Kornai points to advances in algorithm-based medical diagnostics, autonomous cars and military technology as some other areas where artificial intelligence is already at work and poised for further growth. While that growth is presented as a good thing, he believes the subtle infiltration of AI has many people missing the larger picture.

“We are seeing an uptick in medical decisions by algorithms and I’m not opposed to this, as it’s important to have the best possible information in the medical world. And in 10 or 15 years autonomous vehicles will be a big deal,” Kornai said. “In military technology, drones are generally human controlled, but there is intense research toward autonomous ground or air vehicles that will work even if someone is trying to cut off their communication. This is not the future, this is here now.”

According to Kornai, since algorithms are based on statistics, the problem with algorithm-based advances in those areas is the level of error that is inherent to the system. That built-in error may not be able to cause bodily harm, he said, but it can still cause havoc to humanity as a whole.
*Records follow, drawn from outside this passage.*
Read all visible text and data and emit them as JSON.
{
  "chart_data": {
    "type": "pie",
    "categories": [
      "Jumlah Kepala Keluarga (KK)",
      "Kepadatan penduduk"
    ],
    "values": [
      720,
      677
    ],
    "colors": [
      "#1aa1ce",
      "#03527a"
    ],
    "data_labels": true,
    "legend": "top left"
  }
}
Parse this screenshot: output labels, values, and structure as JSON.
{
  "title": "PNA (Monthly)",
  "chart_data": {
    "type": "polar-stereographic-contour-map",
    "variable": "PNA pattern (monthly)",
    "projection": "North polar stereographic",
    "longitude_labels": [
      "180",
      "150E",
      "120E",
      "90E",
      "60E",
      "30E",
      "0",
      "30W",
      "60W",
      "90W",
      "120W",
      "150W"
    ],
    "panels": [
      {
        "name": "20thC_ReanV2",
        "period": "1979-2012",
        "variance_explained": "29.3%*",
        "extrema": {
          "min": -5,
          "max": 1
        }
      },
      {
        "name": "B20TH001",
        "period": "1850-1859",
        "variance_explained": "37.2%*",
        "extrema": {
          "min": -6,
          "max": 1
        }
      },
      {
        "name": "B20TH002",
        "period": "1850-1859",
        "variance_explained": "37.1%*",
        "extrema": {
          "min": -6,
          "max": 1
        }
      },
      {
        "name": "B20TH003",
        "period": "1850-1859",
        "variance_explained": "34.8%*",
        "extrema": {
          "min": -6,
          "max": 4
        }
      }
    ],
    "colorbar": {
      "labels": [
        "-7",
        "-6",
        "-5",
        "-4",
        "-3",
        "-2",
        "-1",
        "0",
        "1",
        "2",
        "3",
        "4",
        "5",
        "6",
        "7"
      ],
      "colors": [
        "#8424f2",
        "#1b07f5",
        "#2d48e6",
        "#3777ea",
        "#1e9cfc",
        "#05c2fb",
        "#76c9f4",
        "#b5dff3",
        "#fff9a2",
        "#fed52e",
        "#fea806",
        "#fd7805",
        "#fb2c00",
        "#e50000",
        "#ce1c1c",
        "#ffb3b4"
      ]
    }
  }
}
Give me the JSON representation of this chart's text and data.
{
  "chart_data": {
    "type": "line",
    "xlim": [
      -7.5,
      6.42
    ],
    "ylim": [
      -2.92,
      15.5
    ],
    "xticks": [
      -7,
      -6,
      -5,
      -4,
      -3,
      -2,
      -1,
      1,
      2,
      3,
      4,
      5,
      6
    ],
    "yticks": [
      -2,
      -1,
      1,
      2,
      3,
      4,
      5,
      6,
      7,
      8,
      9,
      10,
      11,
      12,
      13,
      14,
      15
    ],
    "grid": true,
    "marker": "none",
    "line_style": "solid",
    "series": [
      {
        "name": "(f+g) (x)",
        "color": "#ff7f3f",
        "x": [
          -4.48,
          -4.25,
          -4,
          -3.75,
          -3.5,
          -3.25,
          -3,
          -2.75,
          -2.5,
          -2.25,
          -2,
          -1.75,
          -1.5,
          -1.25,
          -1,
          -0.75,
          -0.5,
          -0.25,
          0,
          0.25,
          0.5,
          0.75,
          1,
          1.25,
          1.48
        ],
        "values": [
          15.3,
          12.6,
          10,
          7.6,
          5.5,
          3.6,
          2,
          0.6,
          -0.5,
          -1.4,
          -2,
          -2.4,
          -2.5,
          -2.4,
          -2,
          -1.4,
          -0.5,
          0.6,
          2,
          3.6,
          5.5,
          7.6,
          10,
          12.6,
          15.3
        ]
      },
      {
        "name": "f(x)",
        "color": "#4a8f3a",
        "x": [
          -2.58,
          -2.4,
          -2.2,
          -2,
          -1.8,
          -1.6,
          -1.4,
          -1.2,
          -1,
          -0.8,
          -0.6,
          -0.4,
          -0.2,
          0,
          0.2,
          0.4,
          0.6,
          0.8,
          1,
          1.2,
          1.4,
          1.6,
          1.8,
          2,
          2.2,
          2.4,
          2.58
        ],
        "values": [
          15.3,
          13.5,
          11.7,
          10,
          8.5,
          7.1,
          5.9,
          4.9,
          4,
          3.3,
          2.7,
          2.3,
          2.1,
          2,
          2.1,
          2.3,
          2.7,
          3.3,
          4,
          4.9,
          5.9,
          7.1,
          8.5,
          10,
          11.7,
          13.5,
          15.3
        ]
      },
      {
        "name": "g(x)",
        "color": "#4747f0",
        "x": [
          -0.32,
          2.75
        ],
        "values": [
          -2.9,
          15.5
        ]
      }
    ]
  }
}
“A certain amount of error is built into the system in every level of AI. Things work on a statistical basis and they have errors but, on the whole, that’s innocent,” he said. “Algorithms are not capable of hurting people directly. But once it comes to money or it comes to your health or your legal standing, (the potential for errors) is becoming increasingly serious.”

In spite of most people’s image of the future of artificial intelligence, that danger is significantly different than the perils depicted on the big screen, Kornai said. To illustrate that point, he highlighted the gap between algorithmic AI and the state of robotics. While technology has already developed a chess algorithm that can beat the best chess players in the world, a ping-pong playing robot that can beat the world’s best table tennis player has yet to materialize.

“The primary worry is everyday, ubiquitous algorithms, the kind of algorithms that are already around us, posing huge damage,” Kornai said. “This isn’t the Terminator coming along and killing humans. That’s more science fictional.”

Looking to the future, Kornai sees AI making the biggest inroads in the business world. Again, he noted that use of those everyday algorithms may not be widely noticed, but their impact will be significant.

“In the business world today, it’s much easier to start a company and those companies will increasingly be driven by AI,” he said. “Eventually, AI will play a bigger role in the boardroom. It may not be visible to the man on the street, but it will be very visible to the Fortune 500.”

That said, however, there are still broader risks ahead as AI advances, and Kornai said he generally agrees with the concerns that have been voiced of late by Hawking, Gates, Musk and others. Those perils might not jibe with Hollywood’s idea of them, but the effects will still be notable.

“These guys see what’s going on and are doing some far-sighted (thinking). Far-sighted is not science fictional,” Kornai said. “Far-sighted is thinking ahead maybe 10, 15 or 25 years ahead. We’re not talking about affecting our grandchildren, but things that will affect us and increasingly affect our children and grandchildren.”